Abstract

A single dose of urethane produced a rise in the mitotic index, due essentially to a large increase in the metaphase index in the bone marrow of normal mice. Repeated daily injections (three and six doses) produced an elevation of the mitotic index, which was, however, smaller than that observed after a single dose of urethane. After nine doses of urethane the mitotic index was found approximately at the same level as in the controls. The mitotic index in the bone marrow of urethane-treated mice never decreased below the normal level found in untreated mice.

After three, six and nine doses of urethane a rise in the percentage of ana- and telophases was found, in contrast to the increase in the percentage of metaphases after administration of a single dose of urethane. The percentage of prophases was decreased after six and nine doses of urethane.

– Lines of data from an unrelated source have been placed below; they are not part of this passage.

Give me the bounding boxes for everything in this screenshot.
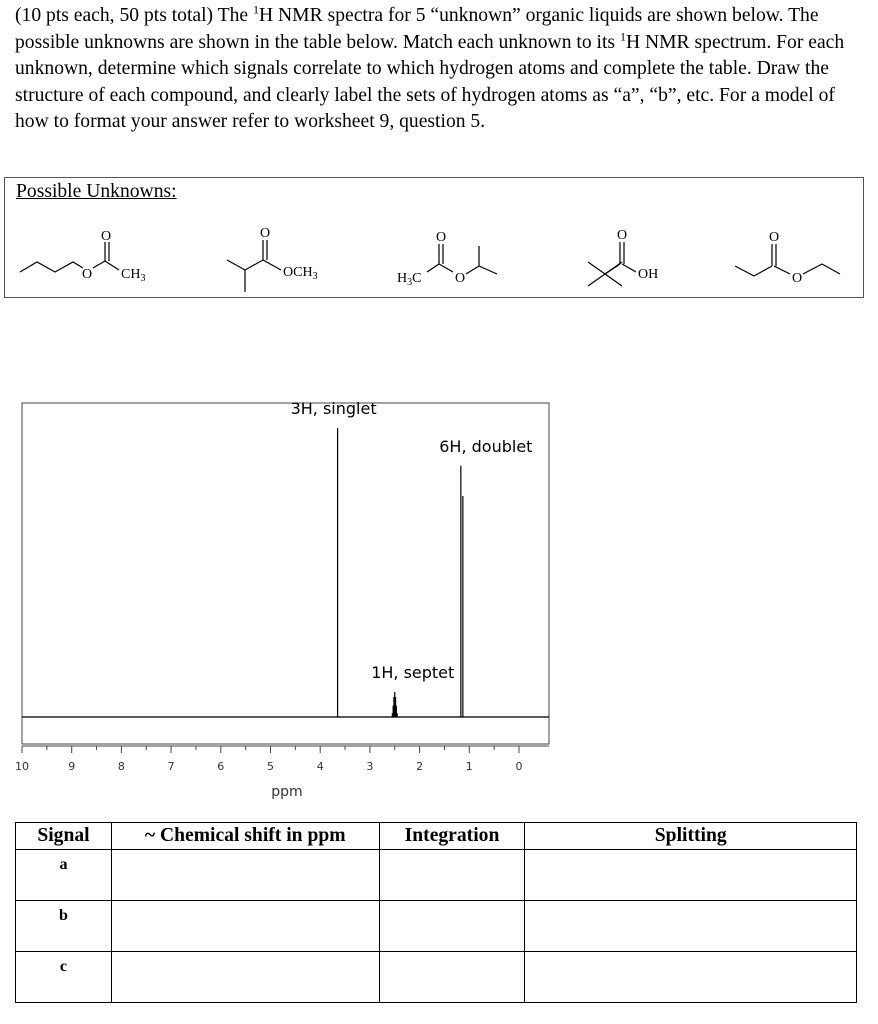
atom-o-carbonyl: O xyxy=(769,230,780,245)
possible-unknowns-box xyxy=(4,177,864,298)
peak-label: 3H, singlet xyxy=(290,399,377,419)
signal-cell: a xyxy=(16,850,112,901)
integration-cell[interactable] xyxy=(379,850,525,901)
x-tick-label: 1 xyxy=(465,760,473,773)
signal-cell: c xyxy=(16,952,112,1003)
x-tick-label: 7 xyxy=(167,760,175,773)
question-prompt: (10 pts each, 50 pts total) The $^1$H NMR spectra for 5 “unknown” organic liquids are shown below. The possible unknowns are shown in the table below. Match each unknown to its $^1$H NMR spectrum. For each unknown, determine which signals correlate to which hydrogen atoms and complete the table. Draw the structure of each compound, and clearly label the sets of hydrogen atoms as “a”, “b”, etc. For a model of how to format your answer refer to worksheet 9, question 5. xyxy=(15,2,845,132)
table-row xyxy=(16,850,857,901)
peak-septet xyxy=(392,692,397,717)
x-tick-label: 3 xyxy=(366,760,374,773)
atom-o-ester: O xyxy=(792,271,803,286)
table-row xyxy=(16,952,857,1003)
atom-oh: OH xyxy=(638,267,659,282)
x-tick-label: 0 xyxy=(515,760,523,773)
atom-o-carbonyl: O xyxy=(617,228,628,243)
table-row xyxy=(16,901,857,952)
answer-table-header-row xyxy=(16,823,857,850)
structure-ethyl-propanoate xyxy=(730,218,860,294)
atom-o-ester: O xyxy=(455,271,466,286)
structure-methyl-isobutyrate xyxy=(215,218,365,294)
atom-o-carbonyl: O xyxy=(101,229,112,244)
structure-isopropyl-acetate xyxy=(395,218,545,294)
shift-cell[interactable] xyxy=(111,850,379,901)
splitting-cell[interactable] xyxy=(525,952,857,1003)
structure-pivalic-acid xyxy=(580,218,700,294)
x-tick-label: 2 xyxy=(416,760,424,773)
possible-unknowns-title: Possible Unknowns: xyxy=(16,181,177,202)
shift-cell[interactable] xyxy=(111,901,379,952)
header-splitting: Splitting xyxy=(525,823,857,850)
header-chemical-shift: ~ Chemical shift in ppm xyxy=(111,823,379,850)
nmr-spectrum-svg xyxy=(0,395,878,805)
splitting-cell[interactable] xyxy=(525,901,857,952)
x-tick-label: 8 xyxy=(117,760,125,773)
integration-cell[interactable] xyxy=(379,901,525,952)
atom-h3c: $H_3C$ xyxy=(397,271,422,288)
x-tick-label: 4 xyxy=(316,760,324,773)
signal-cell: b xyxy=(16,901,112,952)
splitting-cell[interactable] xyxy=(525,850,857,901)
shift-cell[interactable] xyxy=(111,952,379,1003)
atom-och3: $OCH_3$ xyxy=(283,265,318,282)
structure-propyl-acetate xyxy=(15,218,165,294)
peak-doublet xyxy=(461,466,463,717)
header-signal: Signal xyxy=(16,823,112,850)
atom-o-ester: O xyxy=(82,267,93,282)
answer-table xyxy=(15,822,857,1003)
atom-o-carbonyl: O xyxy=(436,230,447,245)
x-tick-label: 10 xyxy=(15,760,29,773)
atom-ch3: $CH_3$ xyxy=(121,267,146,284)
header-integration: Integration xyxy=(379,823,525,850)
integration-cell[interactable] xyxy=(379,952,525,1003)
nmr-spectrum xyxy=(0,395,878,810)
x-axis-label: ppm xyxy=(271,784,303,800)
x-tick-label: 5 xyxy=(267,760,274,773)
peak-label: 1H, septet xyxy=(371,662,455,682)
x-tick-label: 6 xyxy=(217,760,225,773)
x-tick-label: 9 xyxy=(68,760,76,773)
peak-label: 6H, doublet xyxy=(439,436,533,456)
atom-o-carbonyl: O xyxy=(260,226,271,241)
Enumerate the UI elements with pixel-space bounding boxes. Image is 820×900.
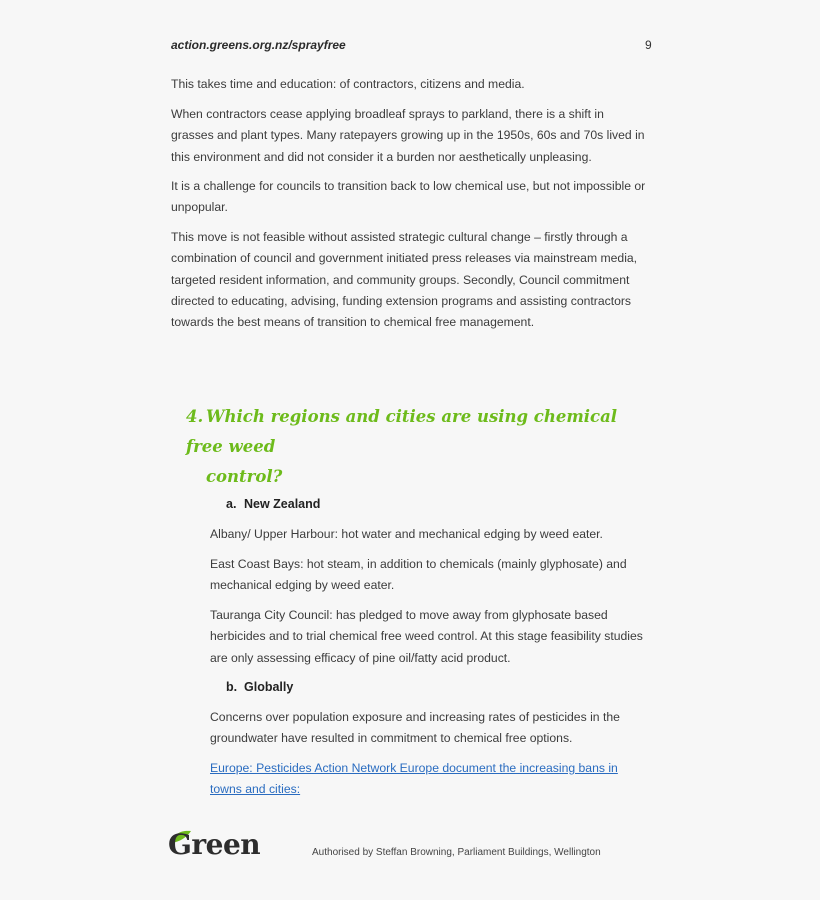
pesticides-europe-link[interactable]: Europe: Pesticides Action Network Europe document the increasing bans in towns and cities:: [210, 761, 618, 797]
paragraph-4: This move is not feasible without assisted strategic cultural change – firstly through a combination of council and government initiated press releases via mainstream media, targeted resident information, and community groups. Secondly, Council commitment directed to educating, advising, funding extension programs and assisting contractors towards the best means of transition to chemical free management.: [171, 230, 638, 330]
nz-item-tauranga: Tauranga City Council: has pledged to move away from glyphosate based herbicides and to trial chemical free weed control. At this stage feasibility studies are only assessing efficacy of pine oil/fatty acid product.: [210, 608, 643, 665]
subsection-a-title: New Zealand: [244, 497, 321, 511]
authorised-by-footer: Authorised by Steffan Browning, Parliament Buildings, Wellington: [312, 847, 601, 858]
section-number: 4.: [186, 407, 204, 426]
paragraph-1: This takes time and education: of contractors, citizens and media.: [171, 77, 525, 91]
header-url: action.greens.org.nz/sprayfree: [171, 38, 346, 52]
global-paragraph: Concerns over population exposure and increasing rates of pesticides in the groundwater have resulted in commitment to chemical free options.: [210, 710, 620, 746]
section-heading: [186, 402, 656, 492]
section-title-line1: Which regions and cities are using chemical free weed: [186, 407, 618, 456]
nz-item-albany: Albany/ Upper Harbour: hot water and mechanical edging by weed eater.: [210, 527, 603, 541]
green-party-logo: [168, 828, 268, 868]
nz-item-east-coast-bays: East Coast Bays: hot steam, in addition to chemicals (mainly glyphosate) and mechanical edging by weed eater.: [210, 557, 627, 593]
paragraph-2: When contractors cease applying broadleaf sprays to parkland, there is a shift in grasses and plant types. Many ratepayers growing up in the 1950s, 60s and 70s lived in this environment and did not consider it a burden nor aesthetically unpleasing.: [171, 107, 645, 164]
subsection-b-heading: [226, 680, 293, 694]
paragraph-3: It is a challenge for councils to transition back to low chemical use, but not impossible or unpopular.: [171, 179, 646, 215]
subsection-a-letter: a.: [226, 497, 237, 511]
subsection-b-letter: b.: [226, 680, 238, 694]
subsection-a-heading: [226, 497, 320, 511]
subsection-b-title: Globally: [244, 680, 294, 694]
page-number: 9: [645, 38, 652, 52]
logo-wordmark: Green: [168, 828, 261, 861]
global-link-paragraph: [210, 758, 652, 801]
section-title-line2: control?: [206, 467, 283, 486]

The morphological changes in the mitotic figures were the same as those described after a single dose of urethane. They consisted mainly in bridge formation and chromosome aberrations in anaphase.

Very large promyelocytes, often with prematurely lobated or bizarre shaped nuclei, were observed.

There was damage to the nuclei of the erythroid precursors and consequently an increase in the myeloid-erythroid ratio in the bone marrow after repeated doses of urethane, especially after nine doses.

The maturation rate of the segmented leukocytes in the bone marrow of the urethane treated mice was augmented after repeated doses.